The Fair Employment and Housing Act (FEHA)
The Fair Employment and Housing Act (FEHA) is the primary law that governs workplace harassment in California. Under the FEHA, harassment based on a protected characteristic is illegal. Protected characteristics include race, religious creed, color, national origin, ancestry, physical disability, mental disability, medical condition, genetic information, marital status, sex, gender, gender identity, gender expression, age, sexual orientation, or military and veteran status.
Workplace harassment can take many forms, including but not limited to: offensive remarks, slurs, derogatory comments, sexual advances, physical assault, or displaying offensive objects or pictures.
Who is Protected?
Under the FEHA, every employee in California is protected against workplace harassment, regardless of the size of the company.
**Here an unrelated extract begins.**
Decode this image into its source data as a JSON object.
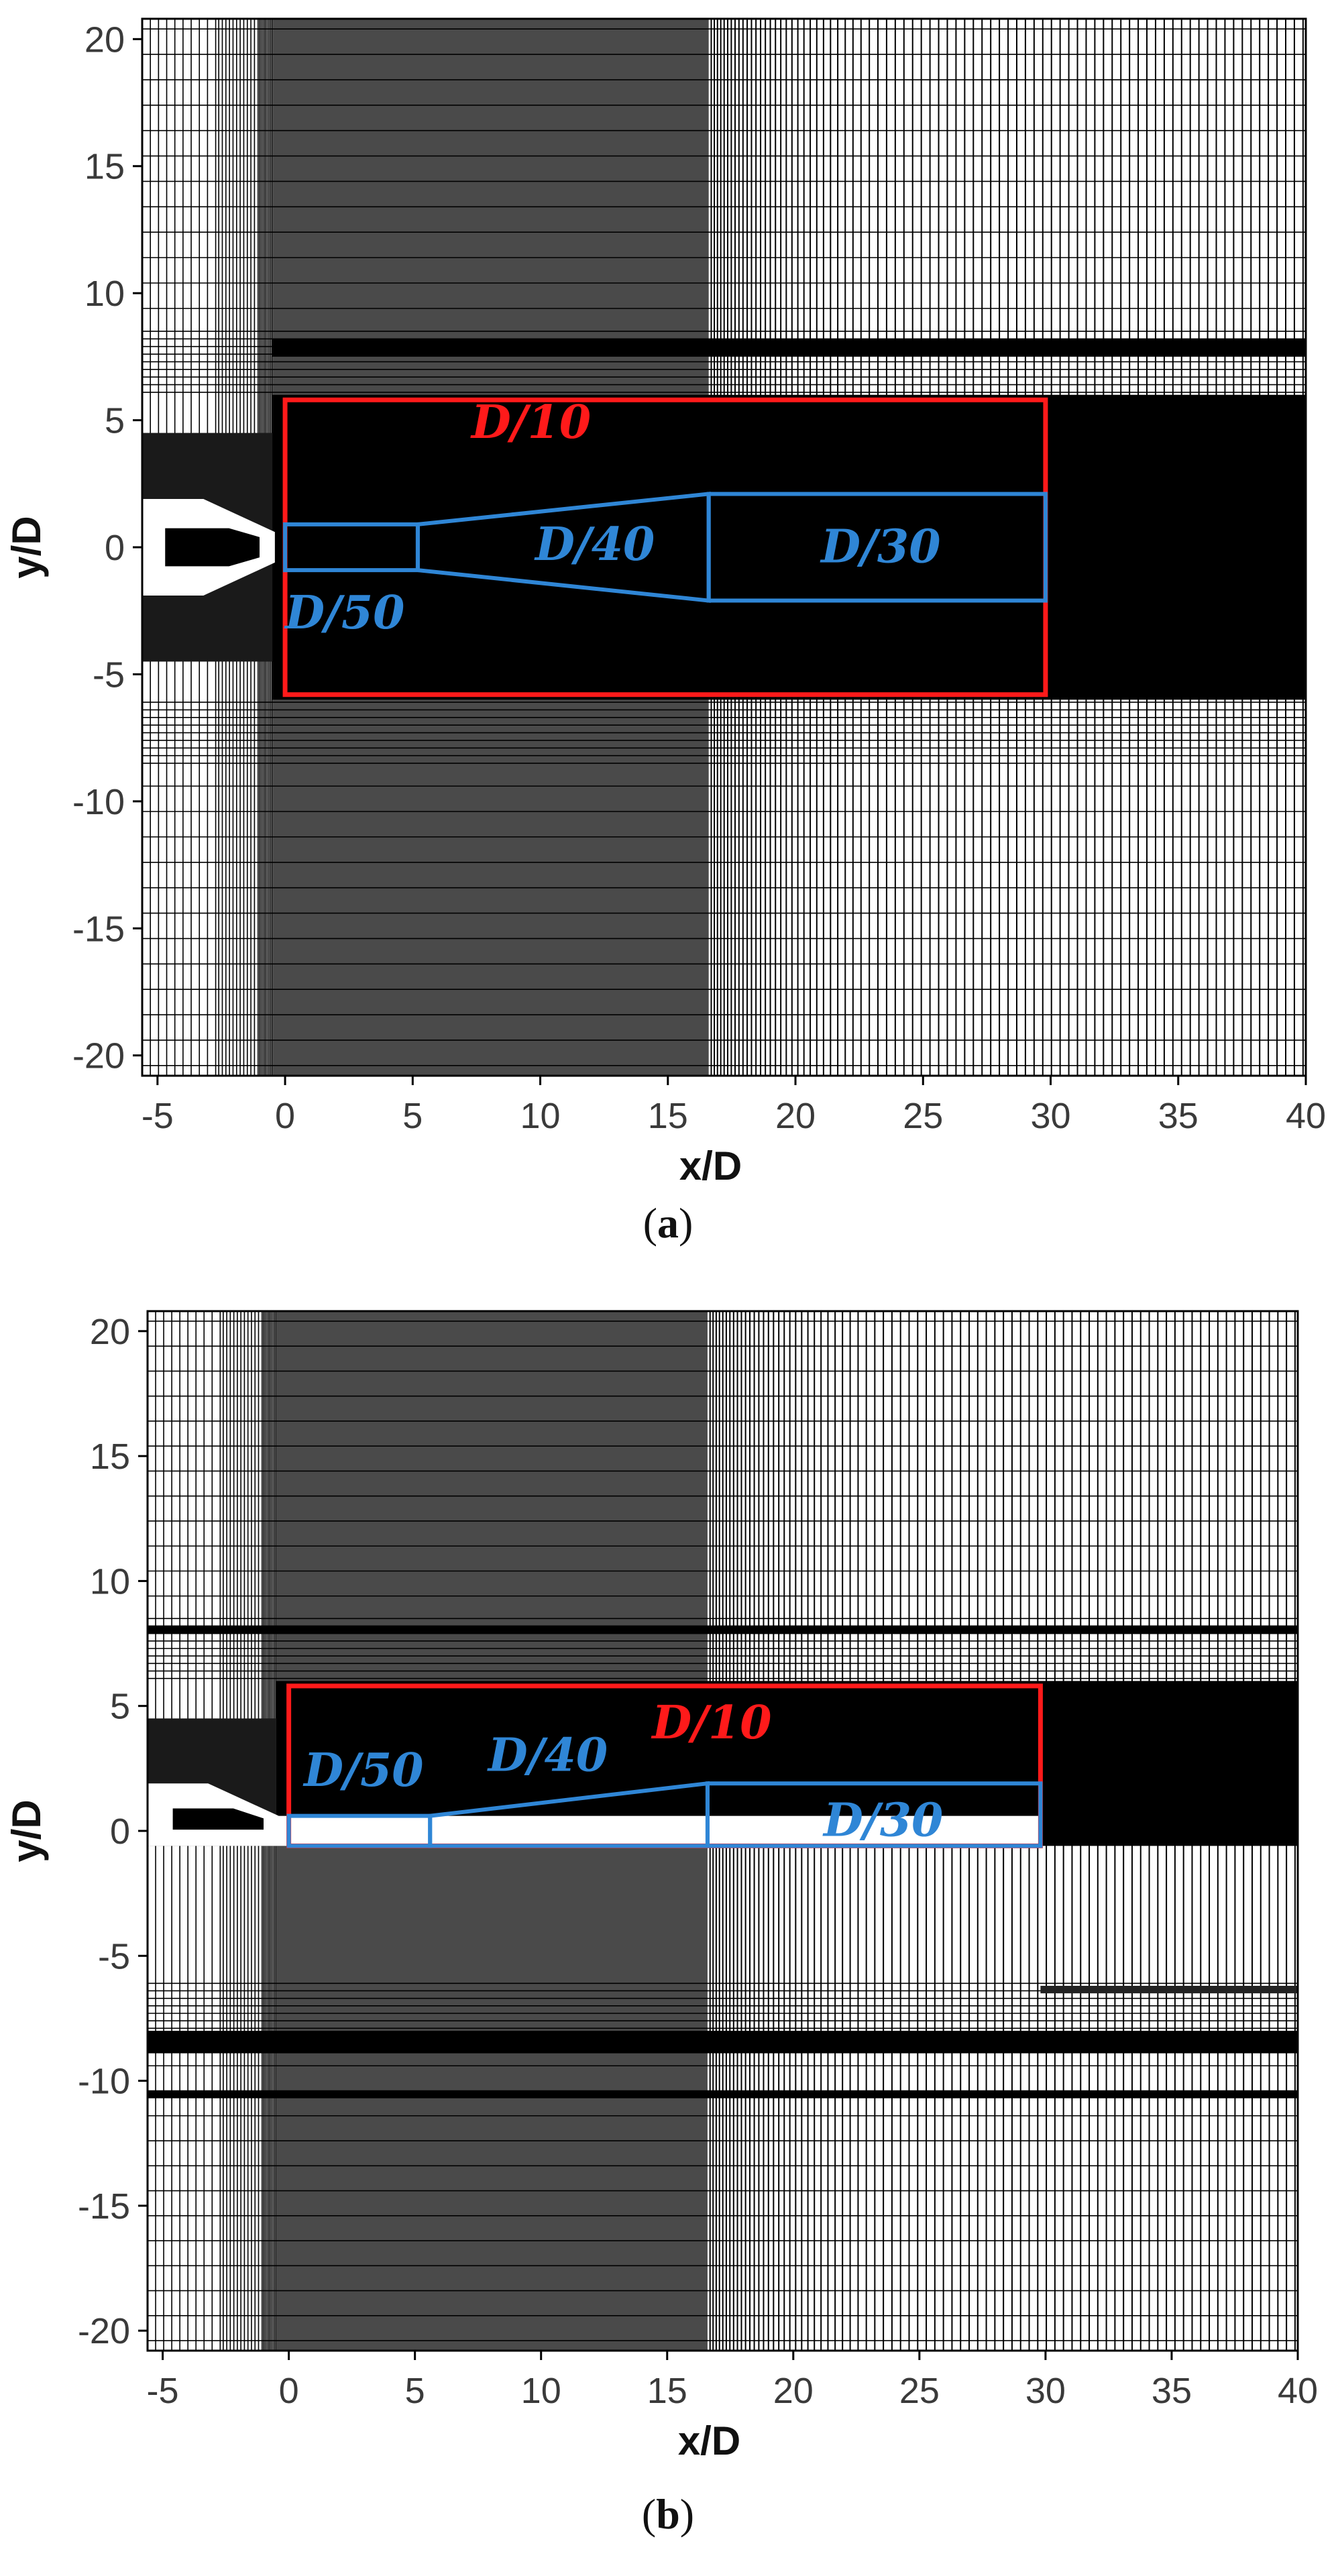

This protection extends to independent contractors, unpaid interns, and volunteers. Moreover, California law also protects individuals from harassment by a variety of persons in the workplace, not just their direct supervisor. This includes co-workers, supervisors, managers, or third parties such as customers or vendors.
Employer’s Duty to Prevent Harassment
Under the FEHA, employers have a proactive duty to prevent harassment from occurring in the workplace. This involves creating policies against harassment, providing a mechanism for employees to report harassment, effectively investigating reports of harassment, and taking immediate and appropriate corrective action when harassment is found to have occurred.
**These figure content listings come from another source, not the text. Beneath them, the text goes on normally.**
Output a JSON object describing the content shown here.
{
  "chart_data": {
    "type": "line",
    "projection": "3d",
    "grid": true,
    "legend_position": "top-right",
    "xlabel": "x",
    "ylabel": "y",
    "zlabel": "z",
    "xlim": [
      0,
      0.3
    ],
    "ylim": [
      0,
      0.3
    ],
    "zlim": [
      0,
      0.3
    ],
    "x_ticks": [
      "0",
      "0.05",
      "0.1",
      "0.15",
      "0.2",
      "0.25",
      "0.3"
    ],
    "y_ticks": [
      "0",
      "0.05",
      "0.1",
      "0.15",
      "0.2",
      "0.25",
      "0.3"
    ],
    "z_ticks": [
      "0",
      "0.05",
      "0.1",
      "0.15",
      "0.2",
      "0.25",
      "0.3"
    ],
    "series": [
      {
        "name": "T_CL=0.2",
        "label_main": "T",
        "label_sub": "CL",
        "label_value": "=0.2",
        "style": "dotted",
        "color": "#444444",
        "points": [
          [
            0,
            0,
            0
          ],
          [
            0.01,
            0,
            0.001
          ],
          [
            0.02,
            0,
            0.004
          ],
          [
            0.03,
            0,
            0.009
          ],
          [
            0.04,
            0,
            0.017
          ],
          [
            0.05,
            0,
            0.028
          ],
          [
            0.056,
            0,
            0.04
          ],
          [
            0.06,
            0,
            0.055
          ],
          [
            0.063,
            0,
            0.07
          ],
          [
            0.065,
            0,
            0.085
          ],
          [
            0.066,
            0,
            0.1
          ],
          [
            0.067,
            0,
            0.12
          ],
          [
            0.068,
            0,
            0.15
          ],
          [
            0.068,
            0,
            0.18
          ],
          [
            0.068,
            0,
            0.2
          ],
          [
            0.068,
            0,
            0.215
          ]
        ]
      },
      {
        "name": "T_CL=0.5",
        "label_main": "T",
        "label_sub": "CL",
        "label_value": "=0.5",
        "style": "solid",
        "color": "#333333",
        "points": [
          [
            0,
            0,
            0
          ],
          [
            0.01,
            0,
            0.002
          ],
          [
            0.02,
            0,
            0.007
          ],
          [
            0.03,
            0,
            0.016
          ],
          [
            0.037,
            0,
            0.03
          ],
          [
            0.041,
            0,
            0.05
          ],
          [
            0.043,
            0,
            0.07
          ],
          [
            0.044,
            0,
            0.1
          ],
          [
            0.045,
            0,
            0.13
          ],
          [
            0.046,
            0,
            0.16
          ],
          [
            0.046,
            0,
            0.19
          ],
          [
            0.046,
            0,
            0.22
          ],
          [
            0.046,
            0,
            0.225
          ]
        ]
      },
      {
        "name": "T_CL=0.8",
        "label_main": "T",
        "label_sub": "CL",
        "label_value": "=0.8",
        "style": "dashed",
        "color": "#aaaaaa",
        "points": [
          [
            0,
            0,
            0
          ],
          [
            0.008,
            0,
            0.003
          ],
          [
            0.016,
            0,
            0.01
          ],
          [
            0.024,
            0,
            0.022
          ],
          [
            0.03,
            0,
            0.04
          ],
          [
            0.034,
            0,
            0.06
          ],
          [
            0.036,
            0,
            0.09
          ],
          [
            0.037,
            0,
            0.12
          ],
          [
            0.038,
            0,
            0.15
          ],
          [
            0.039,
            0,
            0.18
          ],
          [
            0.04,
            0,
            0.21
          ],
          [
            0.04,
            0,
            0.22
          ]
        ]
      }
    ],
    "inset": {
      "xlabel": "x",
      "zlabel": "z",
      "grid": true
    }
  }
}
California law also requires employers with five or more employees to provide at least two hours of sexual harassment prevention training to all supervisory employees and one hour of such training to nonsupervisory employees, at least once every two years.
Filing a Harassment Claim
If an employee believes they have been harassed, they can file a complaint with the Department of Fair Employment and Housing (DFEH), the state agency charged with enforcing the FEHA. The complaint should be filed within one year from the last act of harassment.
Once a complaint is filed, the DFEH will conduct an investigation. If the DFEH determines that harassment has occurred, it can file a lawsuit in court on behalf of the complaining party. Alternatively, the DFEH can issue a “right to sue” notice, allowing the individual to file a lawsuit in court on their own.
California’s law on workplace harassment is comprehensive, aiming to provide a safe and respectful work environment for all employees. Employers are held to high standards to prevent and address harassment, and employees are empowered with significant rights and protections. However, the legal landscape surrounding workplace harassment can be complex, and those involved are advised to seek legal counsel from an employment attorney to understand and effectively navigate these laws.